The FIA has confirmed that the controversial plans for an alternative “client” engine for 2017 did not gain approval from the F1 Commission yesterday, as had been expected.
Given that a majority was required it was always likely that the votes of the teams would stop the alternative plan, which is being championed by the FIA and Bernie Ecclestone.
Instead the manufacturers have agreed to tackle the key issues that the alternative engine was supposed to address. They have to submit a proposal by January 15, with the first meetings on the subject taking place in Abu Dhabi this week.
Significantly manufacturers will have to supply a minimum number of teams, if required.
Regarding the alternative engine plan, the FIA noted: “The meetings acknowledged the four credible Expressions of Interest made for the manufacture and supply of a less expensive alternative customer engine.
“The F1 Commission voted not to pursue this option at this stage – however, it may be reassessed after the Power Unit manufacturers have presented their proposal to the Strategy Group.”
The latter reference makes it clear that the alternative idea could yet be revived if the manufacturers do not come up with answers.
The new proposal will seek to address the issues that the alternative engine was aimed at, most importantly cost and guaranteed supply.
It could be argued that such an outcome is exactly what Jean Todt and Ecclestone wanted in the first place, and that the threat of the alternative engine has in effect done its job.

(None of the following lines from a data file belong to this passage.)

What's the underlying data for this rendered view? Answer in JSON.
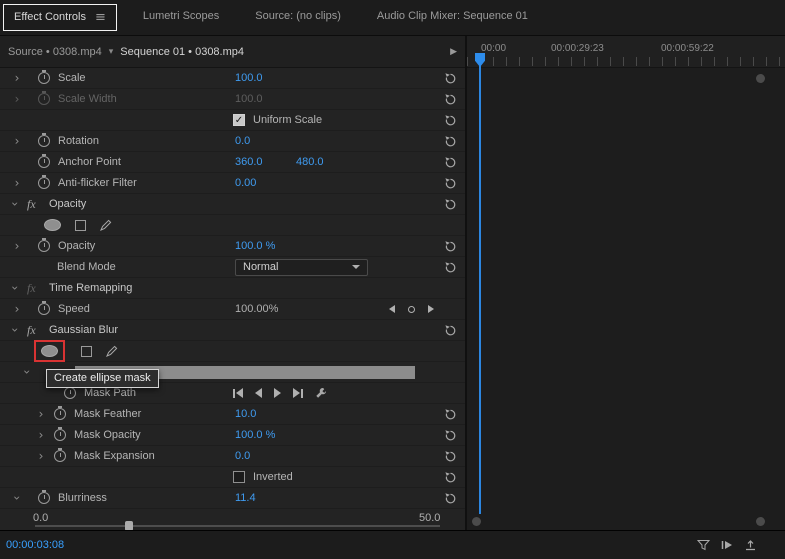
{
  "colors": {
    "accent_blue": "#2d8ceb",
    "value_blue": "#3f9bf0",
    "highlight_red": "#d93333"
  },
  "icons": {
    "panel_menu": "≡",
    "twirl": "›",
    "check": "✓",
    "chevron_down": "▾",
    "timeline_toggle": "▶",
    "fx": "fx"
  },
  "tabs": {
    "effect_controls": "Effect Controls",
    "lumetri_scopes": "Lumetri Scopes",
    "source": "Source: (no clips)",
    "audio_mixer": "Audio Clip Mixer: Sequence 01"
  },
  "header": {
    "source_tab": "Source • 0308.mp4",
    "sequence_tab": "Sequence 01 • 0308.mp4"
  },
  "ruler": {
    "t0": "00:00",
    "t1": "00:00:29:23",
    "t2": "00:00:59:22"
  },
  "motion": {
    "scale": {
      "label": "Scale",
      "value": "100.0"
    },
    "scale_width": {
      "label": "Scale Width",
      "value": "100.0"
    },
    "uniform_scale": {
      "label": "Uniform Scale",
      "checked": true
    },
    "rotation": {
      "label": "Rotation",
      "value": "0.0"
    },
    "anchor_point": {
      "label": "Anchor Point",
      "x": "360.0",
      "y": "480.0"
    },
    "anti_flicker": {
      "label": "Anti-flicker Filter",
      "value": "0.00"
    }
  },
  "opacity": {
    "section": "Opacity",
    "opacity": {
      "label": "Opacity",
      "value": "100.0 %"
    },
    "blend_mode": {
      "label": "Blend Mode",
      "value": "Normal"
    }
  },
  "time_remapping": {
    "section": "Time Remapping",
    "speed": {
      "label": "Speed",
      "value": "100.00%"
    }
  },
  "gaussian_blur": {
    "section": "Gaussian Blur",
    "tooltip": "Create ellipse mask",
    "mask_path": {
      "label": "Mask Path"
    },
    "mask_feather": {
      "label": "Mask Feather",
      "value": "10.0"
    },
    "mask_opacity": {
      "label": "Mask Opacity",
      "value": "100.0 %"
    },
    "mask_expansion": {
      "label": "Mask Expansion",
      "value": "0.0"
    },
    "inverted": {
      "label": "Inverted",
      "checked": false
    },
    "blurriness": {
      "label": "Blurriness",
      "value": "11.4"
    },
    "slider_min": "0.0",
    "slider_max": "50.0"
  },
  "footer": {
    "timecode": "00:00:03:08"
  }
}
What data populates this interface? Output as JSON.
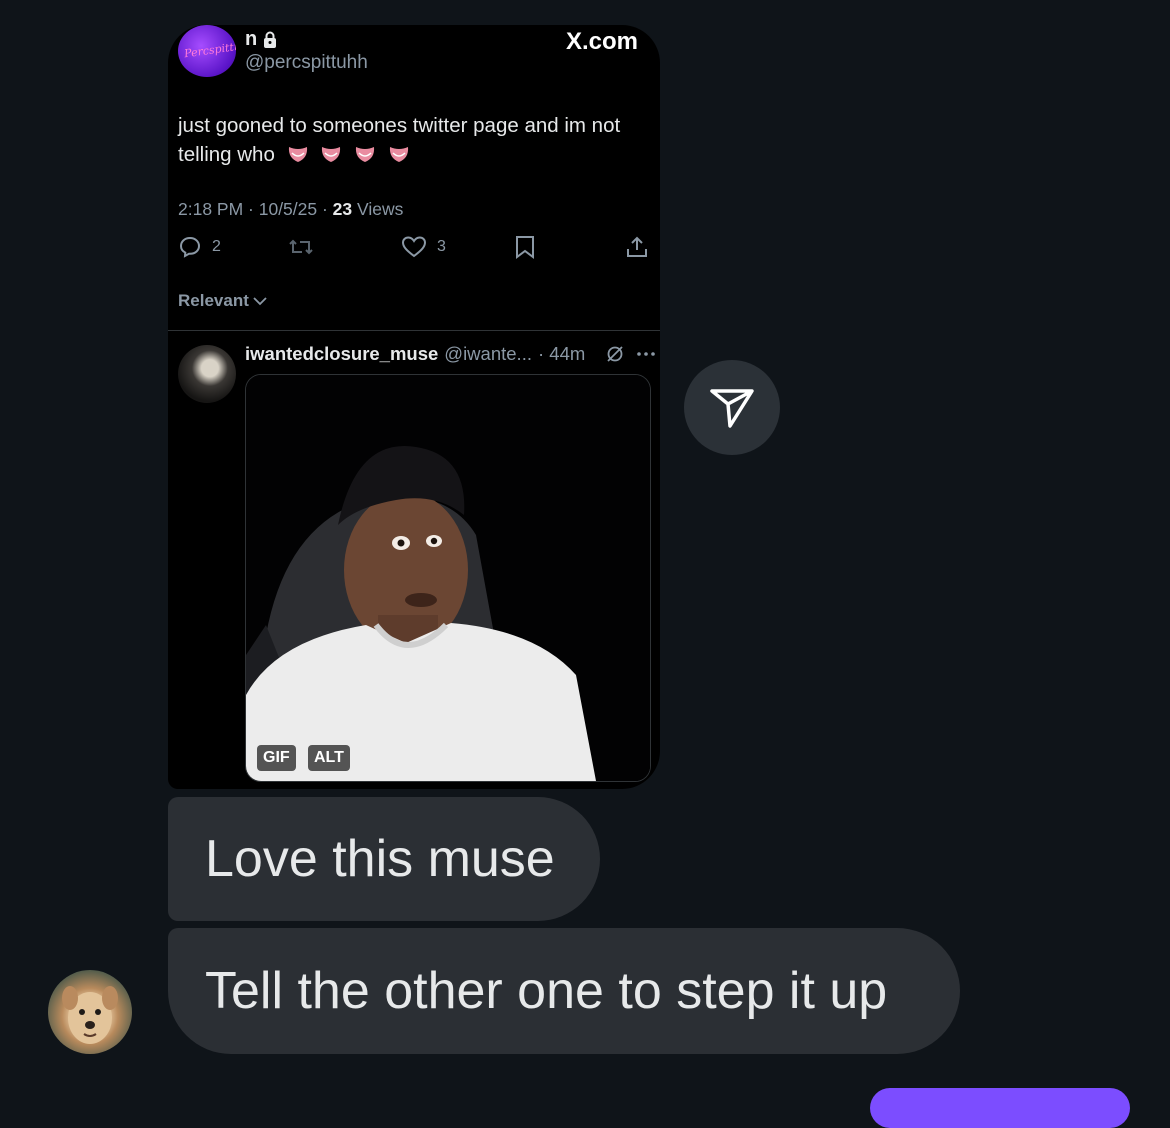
{
  "tweet": {
    "author_name": "n",
    "author_handle": "@percspittuhh",
    "source": "X.com",
    "avatar_text": "Percspittuh",
    "text": "just gooned to someones twitter page and im not telling who",
    "emoji_count": 4,
    "time": "2:18 PM · 10/5/25 · ",
    "views_count": "23",
    "views_label": " Views",
    "replies": "2",
    "likes": "3",
    "sort_label": "Relevant"
  },
  "reply": {
    "name": "iwantedclosure_muse",
    "handle": "@iwante...",
    "age": "· 44m",
    "badges": {
      "gif": "GIF",
      "alt": "ALT"
    }
  },
  "messages": [
    {
      "text": "Love this muse"
    },
    {
      "text": "Tell the other one to step it up"
    }
  ],
  "colors": {
    "background": "#0f1419",
    "bubble": "#2b2f34",
    "accent": "#7c4dff"
  }
}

The FIA noted: “The parties involved have agreed on a course to address several key areas relating to Power Unit supply in Formula One. These areas are:
– Guarantee of the supply of Power Units to teams
– The need to lower the cost of Power Units to customer teams
– Simplification of the technical specification of the power units
– Improved noise
“The manufacturers, in conjunction with the FIA, will present a proposal by 15 January, 2016 that will seek to provide solutions to the above concerns.
“The proposal will include the establishment of a minimum number of teams that a manufacturer must supply, ensuring that all teams will have access to a Power Unit.
“Measures will also be put forward to reduce the cost of the supply of hybrid Power Units for customer teams, as well as improving their noise.
“All stakeholders agreed that the developments will aim for the 2017 season at the earliest, and 2018 at the latest.
“The first meeting between the FIA and the Power Unit manufacturers on this topic will be held this week at the Abu Dhabi Grand Prix.”